Buteogallus milleri Temporal range: Quaternary

Scientific classification
- Domain: Eukaryota
- Kingdom: Animalia
- Phylum: Chordata
- Class: Aves
- Order: Accipitriformes
- Family: Accipitridae
- Genus: Buteogallus
- Species: †B. milleri
- Binomial name: †Buteogallus milleri (Howard, 1932)
- Synonyms: Urubitinga milleri (Howard, 1932)

= Buteogallus milleri =

- Genus: Buteogallus
- Species: milleri
- Authority: (Howard, 1932)
- Synonyms: Urubitinga milleri (Howard, 1932)

Extinct species of bird

Buteogallus milleri is an extinct species of buteonine hawk.
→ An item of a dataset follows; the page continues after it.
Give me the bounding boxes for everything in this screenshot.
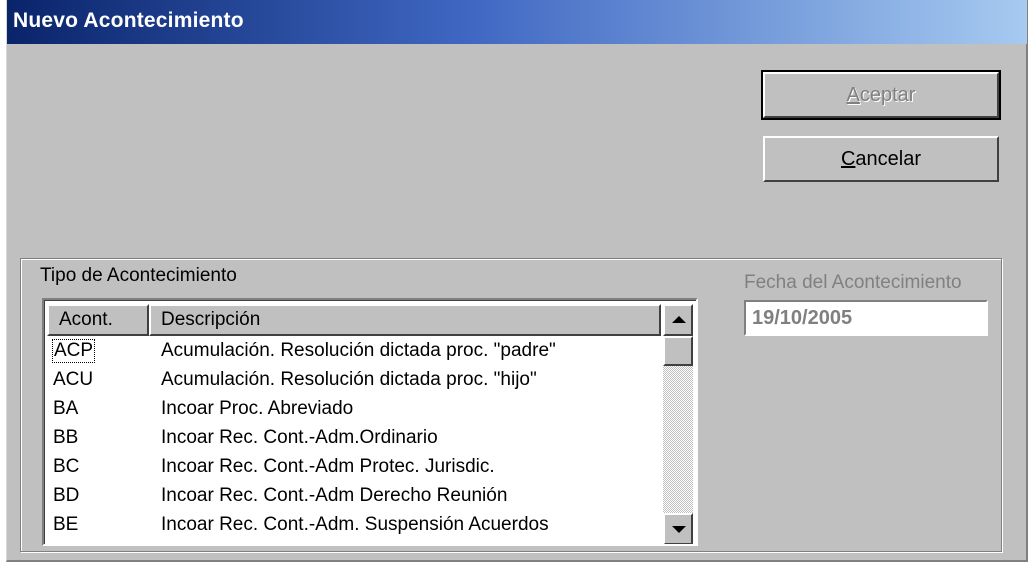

The only remains discovered—a fragmentary coracoid (the holotype) and the distal half of a humerus—are from Hawver Cave in El Dorado County, California. B. milleri was larger than Buteogallus fragilis or Geranoaetus melanoleucus (the black-chested buzzard-eagle), and close in size to the Cuban species Buteogallus borrasi. However, there is not yet enough material to fully assess the similarities between B. milleri and B. borrasi. B. milleri is named after paleontologist Loye Miller.